Prayer: Holy God, make us content with all you have provided, that it may be our joy to serve others. Amen.
It is no secret; Jesus came into this world to save people from their sins. He lived a life without sin and endured the pain of crucifixion, dying for the sake of God’s people. He then was raised on the third day defeating the power of the grave forever. Like I said, it is no secret. So why are people so timid about sharing such good news? Perhaps it is because they are unsure of themselves, lacking confidence that their words are trustworthy and true. Or, maybe, some are afraid fearful they will be scrutinized for their beliefs.
When Peter and John were ordered by the authorities to cease proclaiming Jesus as the resurrected Lord, those in opposition to the gospel thought they had silenced them. Yet, Peter and John, along with the other apostles, prayed for courage and boldness. They prayed the Holy Spirit would give them power to proclaim the message of salvation through Jesus Christ. As they did so, the church grew rapidly.

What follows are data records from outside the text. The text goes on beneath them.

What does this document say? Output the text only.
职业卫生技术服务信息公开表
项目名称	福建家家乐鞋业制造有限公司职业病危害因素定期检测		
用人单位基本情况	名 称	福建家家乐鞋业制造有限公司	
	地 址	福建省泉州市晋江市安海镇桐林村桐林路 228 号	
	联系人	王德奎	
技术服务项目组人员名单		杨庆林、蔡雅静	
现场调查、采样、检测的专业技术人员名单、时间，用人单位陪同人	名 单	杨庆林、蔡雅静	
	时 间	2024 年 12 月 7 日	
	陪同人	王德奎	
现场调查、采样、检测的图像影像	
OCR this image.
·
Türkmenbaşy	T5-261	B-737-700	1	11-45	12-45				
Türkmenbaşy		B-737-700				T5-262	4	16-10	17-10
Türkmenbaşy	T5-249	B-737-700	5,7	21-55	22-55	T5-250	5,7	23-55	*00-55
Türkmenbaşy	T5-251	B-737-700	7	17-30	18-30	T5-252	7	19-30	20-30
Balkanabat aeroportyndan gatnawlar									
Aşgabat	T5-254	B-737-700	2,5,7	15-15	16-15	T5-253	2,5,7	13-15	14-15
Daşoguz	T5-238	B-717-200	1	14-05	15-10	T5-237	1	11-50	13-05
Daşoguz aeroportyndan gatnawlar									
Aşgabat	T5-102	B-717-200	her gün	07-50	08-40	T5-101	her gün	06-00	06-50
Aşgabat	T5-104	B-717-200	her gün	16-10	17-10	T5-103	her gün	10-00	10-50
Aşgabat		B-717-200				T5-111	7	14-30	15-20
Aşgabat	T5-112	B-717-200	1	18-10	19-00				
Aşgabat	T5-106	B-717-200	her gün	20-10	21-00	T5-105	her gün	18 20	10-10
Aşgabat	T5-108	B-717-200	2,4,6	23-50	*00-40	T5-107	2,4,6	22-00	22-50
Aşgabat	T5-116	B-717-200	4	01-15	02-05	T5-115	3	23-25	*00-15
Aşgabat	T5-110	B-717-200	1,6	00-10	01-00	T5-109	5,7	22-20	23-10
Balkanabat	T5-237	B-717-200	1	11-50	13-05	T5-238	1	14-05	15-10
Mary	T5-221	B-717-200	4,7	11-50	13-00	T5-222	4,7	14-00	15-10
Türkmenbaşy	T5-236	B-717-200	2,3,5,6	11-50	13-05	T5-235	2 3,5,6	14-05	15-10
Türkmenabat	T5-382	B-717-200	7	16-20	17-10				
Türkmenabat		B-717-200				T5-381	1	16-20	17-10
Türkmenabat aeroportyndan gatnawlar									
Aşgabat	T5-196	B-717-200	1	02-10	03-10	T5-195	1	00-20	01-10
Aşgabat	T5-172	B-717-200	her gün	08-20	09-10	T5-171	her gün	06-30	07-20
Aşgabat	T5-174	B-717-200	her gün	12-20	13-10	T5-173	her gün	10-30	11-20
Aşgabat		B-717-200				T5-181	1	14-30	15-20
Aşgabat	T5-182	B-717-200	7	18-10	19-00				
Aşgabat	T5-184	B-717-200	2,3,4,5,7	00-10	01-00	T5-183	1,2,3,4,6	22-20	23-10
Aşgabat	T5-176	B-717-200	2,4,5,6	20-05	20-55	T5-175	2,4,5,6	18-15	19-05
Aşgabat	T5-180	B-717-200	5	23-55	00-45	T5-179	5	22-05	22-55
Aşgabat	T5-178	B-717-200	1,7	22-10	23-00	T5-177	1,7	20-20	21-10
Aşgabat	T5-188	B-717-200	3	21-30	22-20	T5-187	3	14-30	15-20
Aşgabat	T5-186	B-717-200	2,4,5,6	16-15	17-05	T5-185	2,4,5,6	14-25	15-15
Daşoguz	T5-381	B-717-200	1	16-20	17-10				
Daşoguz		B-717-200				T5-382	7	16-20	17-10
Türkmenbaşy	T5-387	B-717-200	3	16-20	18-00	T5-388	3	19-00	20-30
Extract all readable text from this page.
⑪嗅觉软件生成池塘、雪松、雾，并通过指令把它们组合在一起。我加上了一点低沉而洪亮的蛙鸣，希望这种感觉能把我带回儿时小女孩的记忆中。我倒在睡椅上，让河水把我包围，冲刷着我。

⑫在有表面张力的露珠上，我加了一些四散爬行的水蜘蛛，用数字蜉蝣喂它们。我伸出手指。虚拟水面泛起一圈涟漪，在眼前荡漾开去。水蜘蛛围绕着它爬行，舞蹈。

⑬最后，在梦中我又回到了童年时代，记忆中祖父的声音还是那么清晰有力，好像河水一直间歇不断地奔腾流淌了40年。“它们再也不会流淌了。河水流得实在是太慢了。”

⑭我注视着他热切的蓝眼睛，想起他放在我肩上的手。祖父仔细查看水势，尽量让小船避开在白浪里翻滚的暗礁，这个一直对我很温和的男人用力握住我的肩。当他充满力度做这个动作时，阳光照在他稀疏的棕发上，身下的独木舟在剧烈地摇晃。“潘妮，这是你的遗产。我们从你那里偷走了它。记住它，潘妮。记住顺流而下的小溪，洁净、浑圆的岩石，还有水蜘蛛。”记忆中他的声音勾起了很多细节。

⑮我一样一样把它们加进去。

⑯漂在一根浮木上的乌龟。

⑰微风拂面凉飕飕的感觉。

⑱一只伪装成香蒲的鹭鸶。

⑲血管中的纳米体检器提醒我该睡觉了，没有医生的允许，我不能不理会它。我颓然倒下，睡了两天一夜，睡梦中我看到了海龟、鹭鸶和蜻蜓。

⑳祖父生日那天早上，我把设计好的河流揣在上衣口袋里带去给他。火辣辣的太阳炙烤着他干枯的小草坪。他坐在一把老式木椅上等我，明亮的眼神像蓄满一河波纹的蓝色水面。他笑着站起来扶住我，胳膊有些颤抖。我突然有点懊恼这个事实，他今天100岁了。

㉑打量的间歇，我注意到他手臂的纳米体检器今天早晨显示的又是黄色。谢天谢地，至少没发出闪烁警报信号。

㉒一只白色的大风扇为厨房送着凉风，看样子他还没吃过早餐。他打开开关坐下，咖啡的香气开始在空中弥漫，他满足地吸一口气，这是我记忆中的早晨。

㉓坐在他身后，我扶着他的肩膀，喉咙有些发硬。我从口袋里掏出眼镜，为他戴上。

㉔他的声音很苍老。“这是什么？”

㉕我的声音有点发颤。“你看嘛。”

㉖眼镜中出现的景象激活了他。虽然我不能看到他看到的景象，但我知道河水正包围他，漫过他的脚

Today, the world continues to have little tolerance for the gospel. Yet, emboldened by the same Holy Spirit, Christians are called to share their faith. Pray for boldness and courage. Share your faith with others that they too may hear the redeeming Word of God and believe it.
Prayer: Embolden us, O God, that we would share your Word with the world around us. Amen.
Matthew 13:1-9, Leviticus 26:1-20, 1 Timothy 2:1-6
I am amazed by people who solve math problems with relative ease. Math is not my forte; I do not have a head for numbers. In the classroom, I needed to concentrate on every word from my teacher’s lips yet, solving equations still came with difficulty. I simply did not understand the concepts. Those who perform well in math do so because they not only understand, they can visualize the steps in determining the solution. But solving the problem is not always enough. At some point, one must put what is learned into practice.
Our lessons today have to do with hearing and understanding. In Leviticus, God calls the Israelites to hear his commands and understand them to be the parameters of godly living. Paul teaches the church in 1 Timothy that loving, caring, and praying for one another leads to a peaceful and blessed life. In Matthew, Jesus says those who receive God’s Word and understand it are those who hold fast to all Christ commanded. Hearing God’s word is not enough. We must strive to understand the gospel and put it into action. Doing this we live into the fullness of our calling as disciples of our Lord Jesus.
Prayer: Lord, let my heart be good soil open to the seed of your Word. Amen.
Matthew 6:1-6, 16-18
Imagine holding in your hand a fresh, bright, red apple. There is not a single blemish on it; the apple is perfect and you cannot wait to take a bite. Sinking your teeth into the fruit, you suddenly realize there is something dreadfully wrong. The inside of the apple is not nearly as appetizing as you first thought. It is actually rotten at the core. In his Sermon on the Mount, Jesus did not discuss apples, but he did address things that on the outside seemed pleasing, but were much less so at the center.
In the Sermon on the Mount, Jesus points out the difference between putting one’s self-righteousness on display in order to be seen by others, and practicing spiritual discipline in order to be seen by God. God calls people to worship, pray, give alms, and practice other forms of spiritual discipline. Jesus teaches that we should do these things in such a way that we might glorify and draw close to our Father in heaven. Our Savior gives clear instructions about how to live as a child of God, so that unlike the rotten apple, our outward appearance matches our core of love and commitment to God.
Prayer: Holy God, may the words of my mouth and the meditations of my heart be acceptable in your sight. Amen.